Enquêtes, justice et inclusion: éléments essentiels d’une transition crédible
À l’instar de la Fédération de Russie, la plupart des membres du Conseil ont émis l’espoir que les mesures prises par Damas, dont la mise en place de cette commission d’enquête et la création du haut comité pour la protection de la paix civile, contribueront à stabiliser la situation dans les zones côtières. Il s’agit là d’une priorité absolue pour jeter les bases solides d’une nouvelle Syrie dans laquelle les droits de toutes les minorités ethno-religieuses seront garantis, a estimé la délégation russe. L’avenir de la Syrie dépend de la réconciliation et de la justice rendues, a renchéri la Slovénie, pour laquelle il s’agit des pierres angulaires d’une transition politique crédible et inclusive.
La plupart des intervenants de ce matin ont reconnu que la phase de transition qui s’est ouverte suscite de nombreux espoirs, interpellant la communauté internationale pour qu’elle se tienne aux côtés du peuple syrien. Il ne s’agit pas uniquement d’un impératif moral, a souligné la Jordanie, qui parlait au nom du Groupe des États arabes, mais aussi d’un investissement dans la paix et la sécurité en Syrie et dans la région.
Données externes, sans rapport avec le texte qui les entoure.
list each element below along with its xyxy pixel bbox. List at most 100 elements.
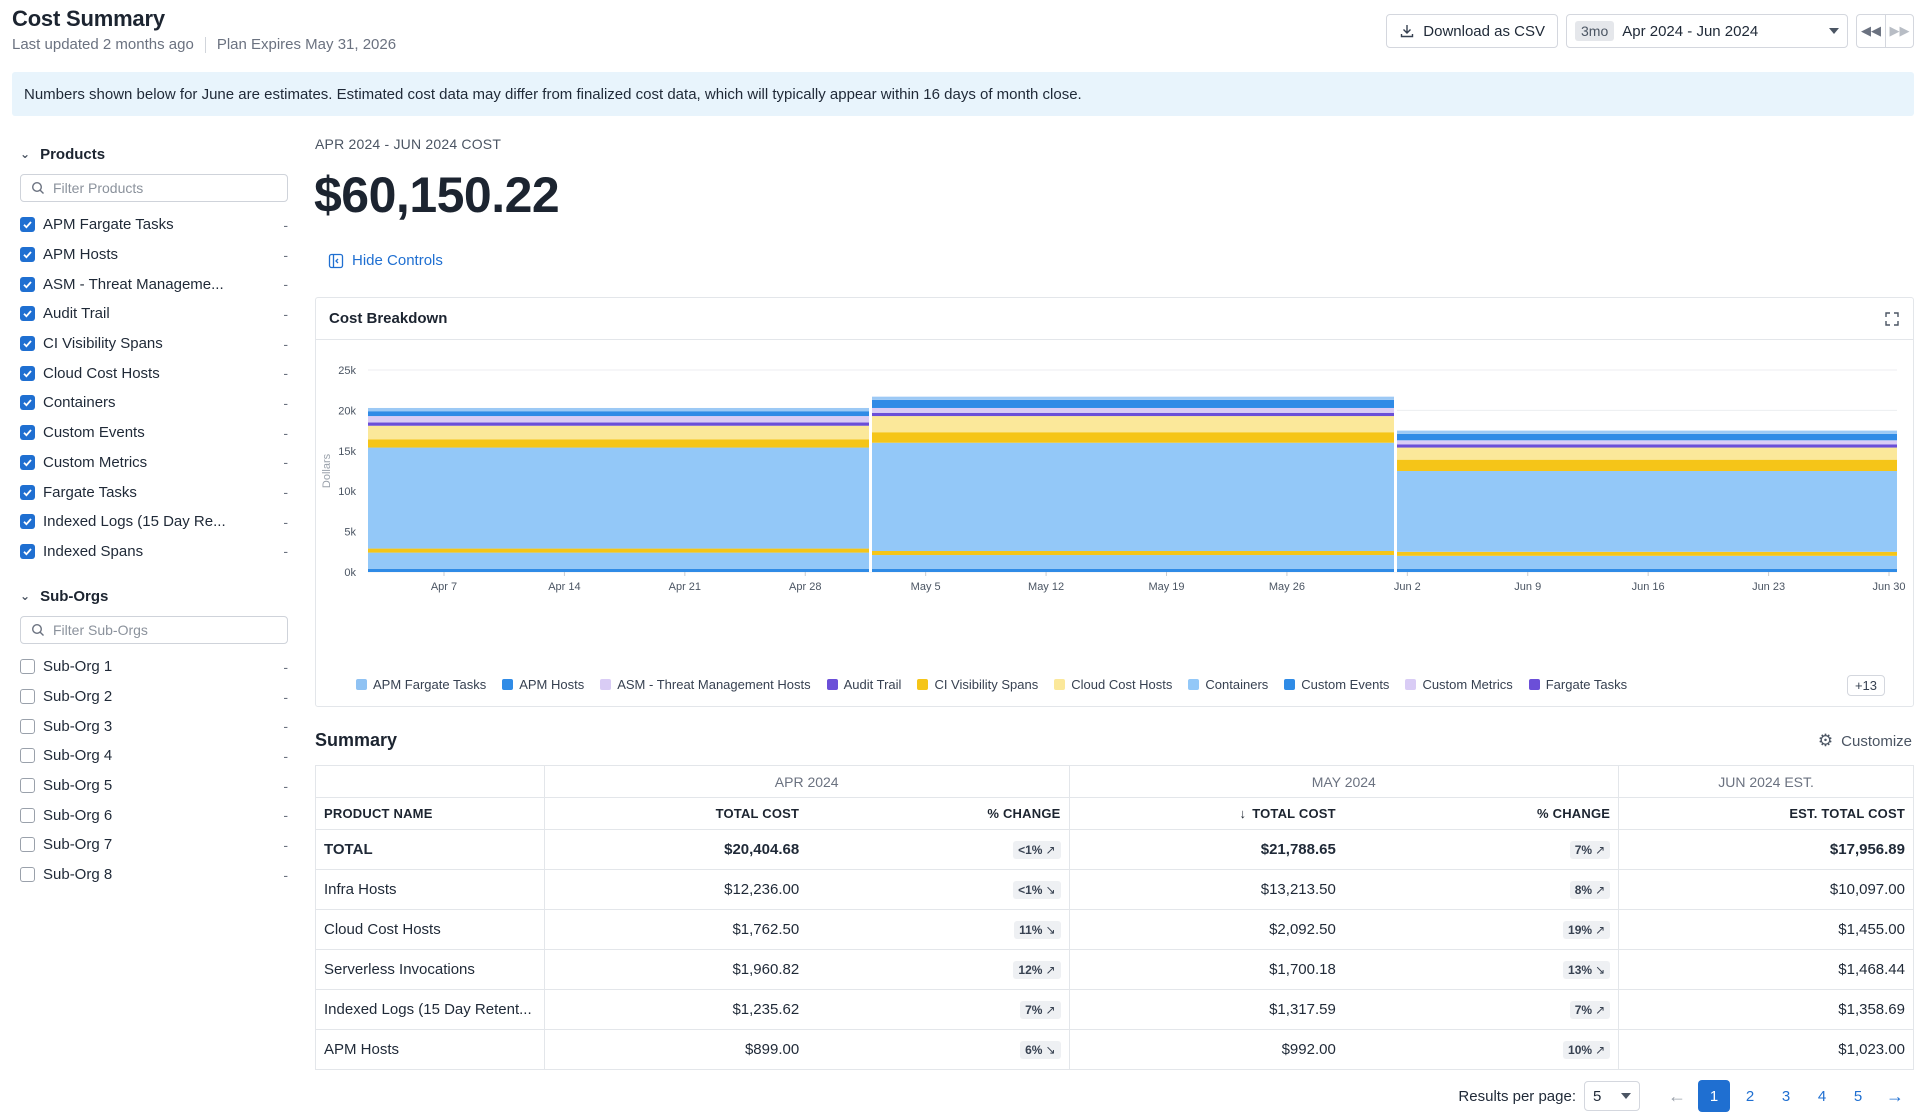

La feuille de route à laquelle les autorités de Damas se sont engagées est claire, a relevé la France: une transition politique pacifique et représentative de toutes les composantes du peuple syrien, dans l’esprit des principes de la résolution 2254 (2015). Pour cela, les appels à la poursuite du dialogue national ont été quasi-unanimes en vue de relever le pari de former un gouvernement représentatif et reconnu comme légitime par l’ensemble des Syriens.
Sur ce point, la cofondatrice du Syrian Women’s Political Movement a tenu à signaler que le dialogue national et la déclaration constitutionnelle temporaire du 13 mars 2025 n’ont pas prévu d’instances de délibération. L’exécutif dirigé par le Président Al-Sharaa détient d’immenses pouvoirs alors que les branches législatives et judiciaires lui sont subordonnées et ne sont donc pas en mesure de le rendre redevable, a relevé Mme Joumana Seif.
D’autres intervenants, comme le Royaume-Uni et le Danemark, ont estimé que, pour que cette transition politique soit réellement inclusive, elle devra donner la priorité à la participation et au leadership des femmes.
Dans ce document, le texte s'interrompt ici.